Add the arrowroot starch and stir in very well until the powder is not showing anymore. The sauce should be nice and thick after a couple of minutes of this.
Finish off with a little sprinkle of salt and set aside. *If making a day or more ahead of time, you can let it cool and store in a jar in the fridge*
Crust (using a standard 8 inch pie dish)
Add coconut flour and nutmeg to a large mixing bowl. Add melted coconut oil and mix in well by hand (large wooden spoon) or stand mixer. Next, add 1 egg at a time and make sure they're well mixed in.

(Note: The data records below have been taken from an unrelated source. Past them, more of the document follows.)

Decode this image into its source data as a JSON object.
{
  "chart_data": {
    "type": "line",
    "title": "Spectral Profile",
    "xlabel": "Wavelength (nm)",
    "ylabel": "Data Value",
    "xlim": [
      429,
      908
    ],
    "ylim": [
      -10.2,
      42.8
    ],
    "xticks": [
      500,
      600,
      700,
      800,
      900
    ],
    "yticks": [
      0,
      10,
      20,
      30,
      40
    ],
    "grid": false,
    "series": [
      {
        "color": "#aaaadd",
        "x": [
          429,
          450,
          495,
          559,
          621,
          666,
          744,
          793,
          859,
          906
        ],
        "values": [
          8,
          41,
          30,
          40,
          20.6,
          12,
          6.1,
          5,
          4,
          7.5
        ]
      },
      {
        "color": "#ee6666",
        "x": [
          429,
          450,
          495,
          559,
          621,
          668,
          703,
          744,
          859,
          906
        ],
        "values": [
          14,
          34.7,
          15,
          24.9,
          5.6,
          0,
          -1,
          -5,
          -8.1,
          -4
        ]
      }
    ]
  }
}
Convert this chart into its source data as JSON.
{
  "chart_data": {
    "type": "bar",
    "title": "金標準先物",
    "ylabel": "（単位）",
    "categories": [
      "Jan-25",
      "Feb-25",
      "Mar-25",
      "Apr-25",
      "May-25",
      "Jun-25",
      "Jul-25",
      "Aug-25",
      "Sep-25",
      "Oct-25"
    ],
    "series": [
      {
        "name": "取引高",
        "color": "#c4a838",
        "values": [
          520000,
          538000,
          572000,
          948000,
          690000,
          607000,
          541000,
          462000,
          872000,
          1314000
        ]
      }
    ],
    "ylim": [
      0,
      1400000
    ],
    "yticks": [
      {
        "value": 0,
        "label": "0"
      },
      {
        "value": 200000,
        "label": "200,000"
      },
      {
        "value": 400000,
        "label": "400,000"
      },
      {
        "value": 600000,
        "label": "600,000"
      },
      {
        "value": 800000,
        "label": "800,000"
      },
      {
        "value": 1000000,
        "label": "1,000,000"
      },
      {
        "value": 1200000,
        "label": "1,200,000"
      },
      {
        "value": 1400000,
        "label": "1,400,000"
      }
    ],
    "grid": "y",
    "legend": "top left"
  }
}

Lastly, add the cold butter in and mix into a ball of dough.
Add the ball of dough to a piece of parchment paper and then lay another piece of parchment paper over top. Use a rolling pin to roll the dough out evenly.
Carefully transfer the dough to your pie dish (you may need to do some surgery to press in any pieces that break off - this dough is delicate but works!). Using a fork, prick the bottom of your crust in a few areas and set aside until you're ready to pour in the filling, packing it in so there are no open spaces.
Crumb Topping
Pulse all ingredients in a food processor until well combined and a crumble has formed.
Once your filling is all set inside your crust, place the crumb topping over top by hand and make sure there are few to no open spaces.
375f degrees for 30-35 mins and serve warm! Optionally top with dairy-free ice cream or whipped coconut cream.